Contrast all of this with the fact that the new state was alert about the musical issues it was actually interested in. It was quick off the mark in setting up a Garda band and a number of Army bands, as well as an Army School of Music. All of these were up and running by 1923.

As late as the 1990s the Army was still in a league of its own as the largest employer of full-time musicians in the state. Its tally then exceeded the combined total of RTÉ’s two orchestras and the Garda Band.

Developments in RTÉ over the last few years have been eating away at the national broadcaster’s employment of musicians. The station has been using a form of atrophy, by not filling posts as they are vacated, as well as a more active strategy of allowing its orchestral musicians to avail of voluntary redundancy schemes.

More than 20 jobs have already disappeared in this way, and one highly placed source in RTÉ has said that by next June about one in five of the total of positions in the RTÉ National Symphony Orchestra and the RTÉ Concert Orchestra will have been vacated. The number of filled positions does not equate to the number of players on stage on any particular night. And RTÉ’s printed lists of players do not distinguish between actual members of the orchestras and deputies hired in for the occasion.

There has long been speculation about the disappearance of one or other of the orchestras. The rumours tend to peak when the station is tightening its belt, and after a bout of cutbacks in the mid-1990s the then minster for arts, Michael D Higgins, set up a review group to report on the situation.

The group was chaired by pianist John O'Conor, and in January 1996 its deliberations were published as the Piano Report – the acronym is derived from Provision and Institutional Arrangements Now for Orchestras and Ensembles.

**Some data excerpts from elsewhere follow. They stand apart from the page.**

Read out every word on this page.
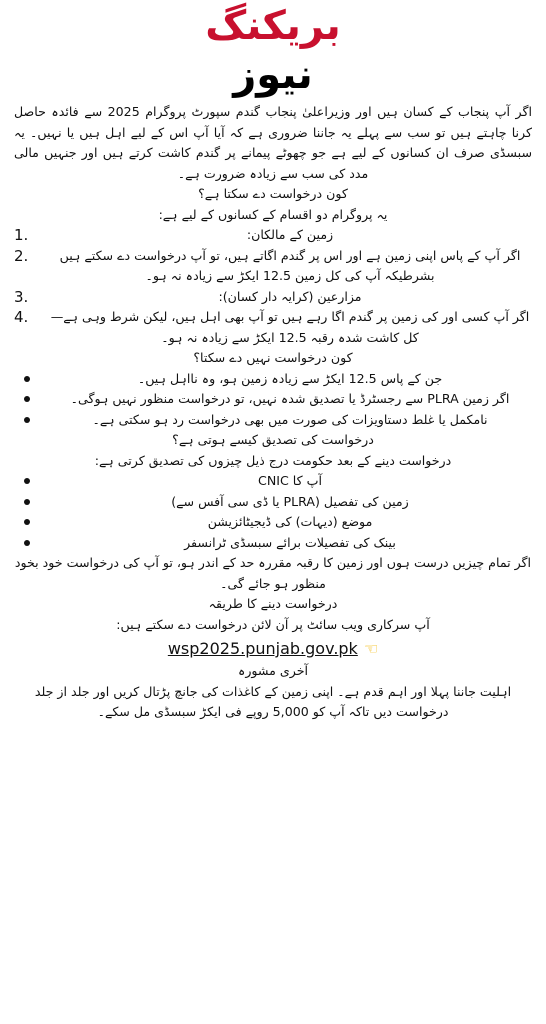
بریکنگ
نیوز

اگر آپ پنجاب کے کسان ہیں اور وزیراعلیٰ پنجاب گندم سپورٹ پروگرام 2025 سے فائدہ حاصل کرنا چاہتے ہیں تو سب سے پہلے یہ جاننا ضروری ہے کہ آیا آپ اس کے لیے اہل ہیں یا نہیں۔ یہ سبسڈی صرف ان کسانوں کے لیے ہے جو چھوٹے پیمانے پر گندم کاشت کرتے ہیں اور جنہیں مالی مدد کی سب سے زیادہ ضرورت ہے۔

کون درخواست دے سکتا ہے؟

یہ پروگرام دو اقسام کے کسانوں کے لیے ہے:

1.	زمین کے مالکان:
2.	اگر آپ کے پاس اپنی زمین ہے اور اس پر گندم اگاتے ہیں، تو آپ درخواست دے سکتے ہیں بشرطیکہ آپ کی کل زمین 12.5 ایکڑ سے زیادہ نہ ہو۔
3.	مزارعین (کرایہ دار کسان):
4. اگر آپ کسی اور کی زمین پر گندم اگا رہے ہیں تو آپ بھی اہل ہیں، لیکن شرط وہی ہے— کل کاشت شدہ رقبہ 12.5 ایکڑ سے زیادہ نہ ہو۔

کون درخواست نہیں دے سکتا؟

جن کے پاس 12.5 ایکڑ سے زیادہ زمین ہو، وہ نااہل ہیں۔
اگر زمین PLRA سے رجسٹرڈ یا تصدیق شدہ نہیں، تو درخواست منظور نہیں ہوگی۔
نامکمل یا غلط دستاویزات کی صورت میں بھی درخواست رد ہو سکتی ہے۔

درخواست کی تصدیق کیسے ہوتی ہے؟

درخواست دینے کے بعد حکومت درج ذیل چیزوں کی تصدیق کرتی ہے:

آپ کا CNIC
زمین کی تفصیل (PLRA یا ڈی سی آفس سے)
موضع (دیہات) کی ڈیجیٹائزیشن
بینک کی تفصیلات برائے سبسڈی ٹرانسفر

اگر تمام چیزیں درست ہوں اور زمین کا رقبہ مقررہ حد کے اندر ہو، تو آپ کی درخواست خود بخود منظور ہو جائے گی۔

درخواست دینے کا طریقہ

آپ سرکاری ویب سائٹ پر آن لائن درخواست دے سکتے ہیں:

wsp2025.punjab.gov.pk ☜

آخری مشورہ

اہلیت جاننا پہلا اور اہم قدم ہے۔ اپنی زمین کے کاغذات کی جانچ پڑتال کریں اور جلد از جلد درخواست دیں تاکہ آپ کو 5,000 روپے فی ایکڑ سبسڈی مل سکے۔
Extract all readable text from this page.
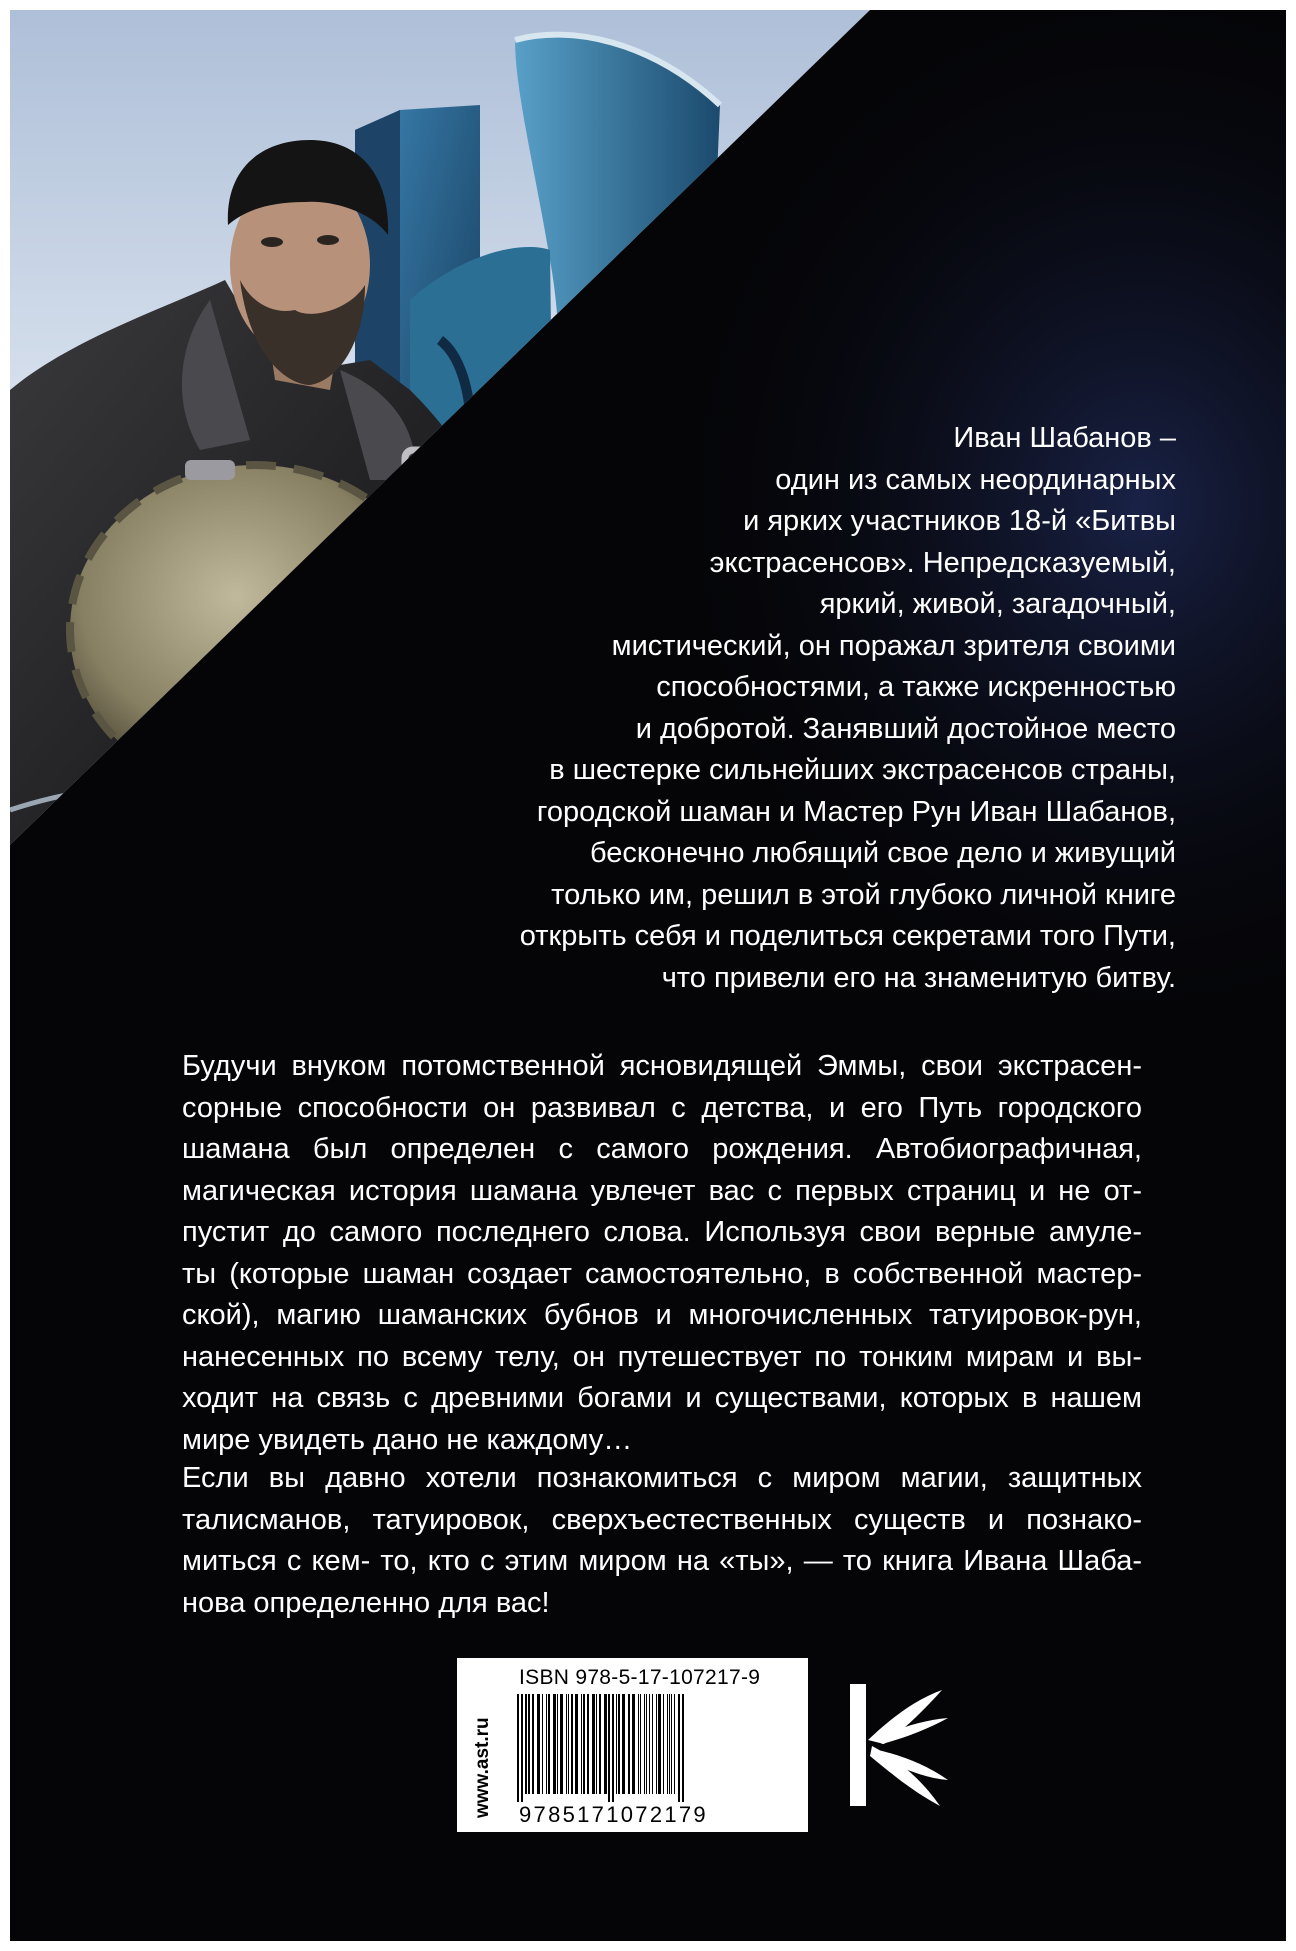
Иван Шабанов –
один из самых неординарных
и ярких участников 18-й «Битвы
экстрасенсов». Непредсказуемый,
яркий, живой, загадочный,
мистический, он поражал зрителя своими
способностями, а также искренностью
и добротой. Занявший достойное место
в шестерке сильнейших экстрасенсов страны,
городской шаман и Мастер Рун Иван Шабанов,
бесконечно любящий свое дело и живущий
только им, решил в этой глубоко личной книге
открыть себя и поделиться секретами того Пути,
что привели его на знаменитую битву.
Будучи внуком потомственной ясновидящей Эммы, свои экстрасен-
сорные способности он развивал с детства, и его Путь городского
шамана был определен с самого рождения. Автобиографичная,
магическая история шамана увлечет вас с первых страниц и не от-
пустит до самого последнего слова. Используя свои верные амуле-
ты (которые шаман создает самостоятельно, в собственной мастер-
ской), магию шаманских бубнов и многочисленных татуировок-рун,
нанесенных по всему телу, он путешествует по тонким мирам и вы-
ходит на связь с древними богами и существами, которых в нашем
мире увидеть дано не каждому…
Если вы давно хотели познакомиться с миром магии, защитных
талисманов, татуировок, сверхъестественных существ и познако-
миться с кем- то, кто с этим миром на «ты», — то книга Ивана Шаба-
нова определенно для вас!
www.ast.ru
ISBN 978-5-17-107217-9
9785171072179
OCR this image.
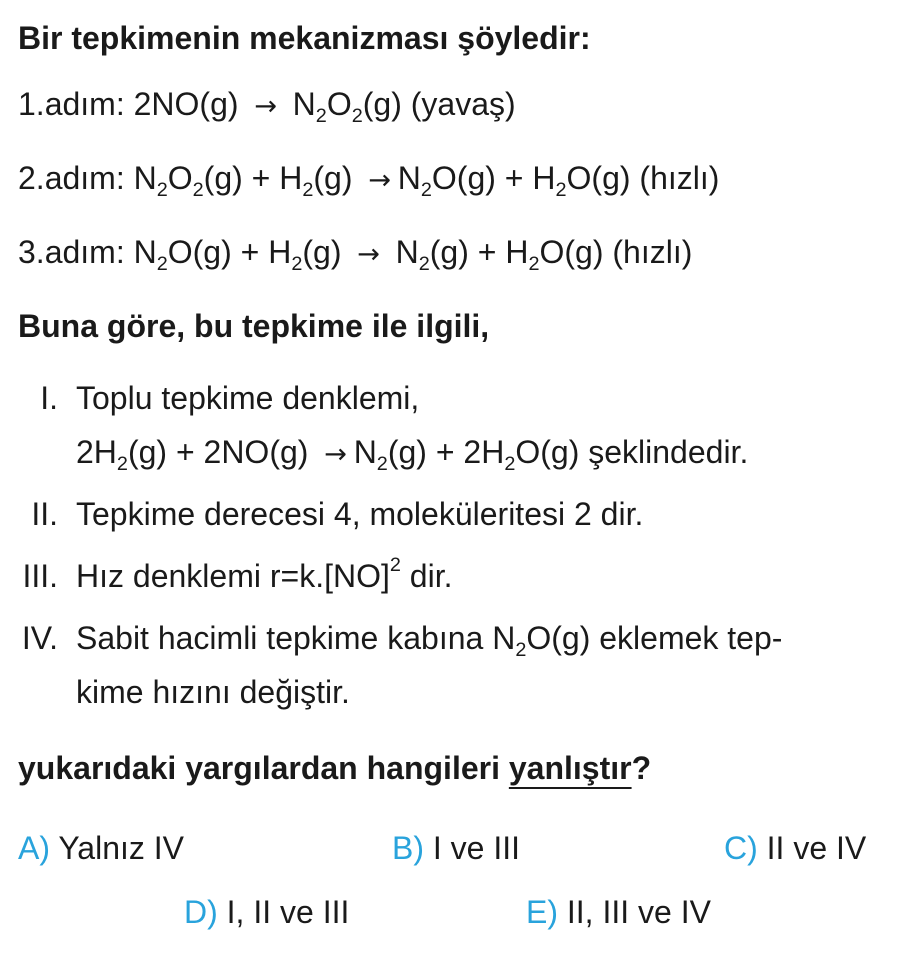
Bir tepkimenin mekanizması şöyledir:
1.adım: $2NO(g) \to N_2O_2(g)$ (yavaş)
2.adım: $N_2O_2(g) + H_2(g) \to N_2O(g) + H_2O(g)$ (hızlı)
3.adım: $N_2O(g) + H_2(g) \to N_2(g) + H_2O(g)$ (hızlı)
Buna göre, bu tepkime ile ilgili,
I. Toplu tepkime denklemi,
$2H_2(g) + 2NO(g) \to N_2(g) + 2H_2O(g)$ şeklindedir.
II. Tepkime derecesi 4, moleküleritesi 2 dir.
III. Hız denklemi r=k.[NO]$^2$ dir.
IV. Sabit hacimli tepkime kabına $N_2O(g)$ eklemek tep-
kime hızını değiştir.
yukarıdaki yargılardan hangileri yanlıştır?
A) Yalnız IV	B) I ve III	C) II ve IV
D) I, II ve III	E) II, III ve IV
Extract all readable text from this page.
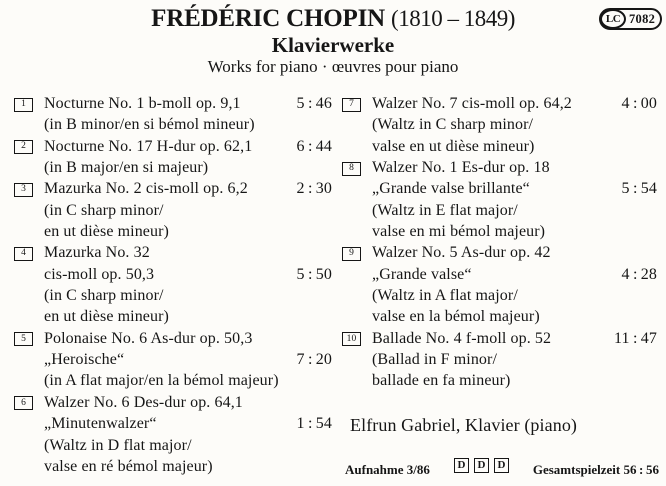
FRÉDÉRIC CHOPIN (1810 – 1849)
Klavierwerke
Works for piano · œuvres pour piano
LC 7082
1	Nocturne No. 1 b-moll op. 9,1	5 : 46
(in B minor/en si bémol mineur)
2	Nocturne No. 17 H-dur op. 62,1	6 : 44
(in B major/en si majeur)
3	Mazurka No. 2 cis-moll op. 6,2	2 : 30
(in C sharp minor/
en ut dièse mineur)
4	Mazurka No. 32
cis-moll op. 50,3	5 : 50
(in C sharp minor/
en ut dièse mineur)
5	Polonaise No. 6 As-dur op. 50,3
„Heroische“	7 : 20
(in A flat major/en la bémol majeur)
6	Walzer No. 6 Des-dur op. 64,1
„Minutenwalzer“	1 : 54
(Waltz in D flat major/
valse en ré bémol majeur)
7	Walzer No. 7 cis-moll op. 64,2	4 : 00
(Waltz in C sharp minor/
valse en ut dièse mineur)
8	Walzer No. 1 Es-dur op. 18
„Grande valse brillante“	5 : 54
(Waltz in E flat major/
valse en mi bémol majeur)
9	Walzer No. 5 As-dur op. 42
„Grande valse“	4 : 28
(Waltz in A flat major/
valse en la bémol majeur)
10 Ballade No. 4 f-moll op. 52	11 : 47
(Ballad in F minor/
ballade en fa mineur)
Elfrun Gabriel, Klavier (piano)
Aufnahme 3/86	D	D	D Gesamtspielzeit 56 : 56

The main recommendations were that “the NSO should be established by law under an independent board answerable directly to the Minster for Arts, Culture and the Gaeltacht”, that the orchestra should be strengthened by “the creation of more named posts”, should have “a radically new working arrangement”, should “in the long term” be funded directly by the Government. The report also recommended that the relevant legislation should be amended “to require that RTÉ adequately maintains and supports the RTÉCO and the RTÉ String Quartet”.

Broadcasting Act    

The Broadcasting Act 2009 does in fact state the third of the objectives of RTÉ as being “to establish and maintain orchestras, choirs and other cultural performing groups in connection with the services of RTÉ”.

All of this seems well and good, and chimes with the Government thinking behind Creative Ireland, which is intended to place creative and the arts at the centre of public policy. The cultural investment section on Creative Ireland's website even has an image of the front of the National Concert Hall.

But RTÉ's strategy document for 2013 to 2017 lists its performing groups as "complementary services" rather than "core services". And the shrinkage in RTÉ's pool of musician employees has triggered speculation about the merger RTÉ's two orchestras possibly as early as next June.

After the idea of a merger began to circulate, Aodán Ó Dubhghaill, head of RTÉ’s orchestras, lyric fm, quartet and choirs, felt the need to email the station’s orchestral players.

He explained to them that while their work is “integral to the successful implementation of RTÉ’s arts and culture strategy” the broadcaster has “committed to a review of its provision of orchestral services”. The review, which will be carried out “in the context of RTÉ’s current financial situation”, was put out to tender (the closing date was last Friday), and Ó Dubhghaill expects the finished document in February.

Will the Government’s much-vaunted creative strategy have any bearing on whether RTÉ can effectively axe an orchestra? Your guess is as good as mine.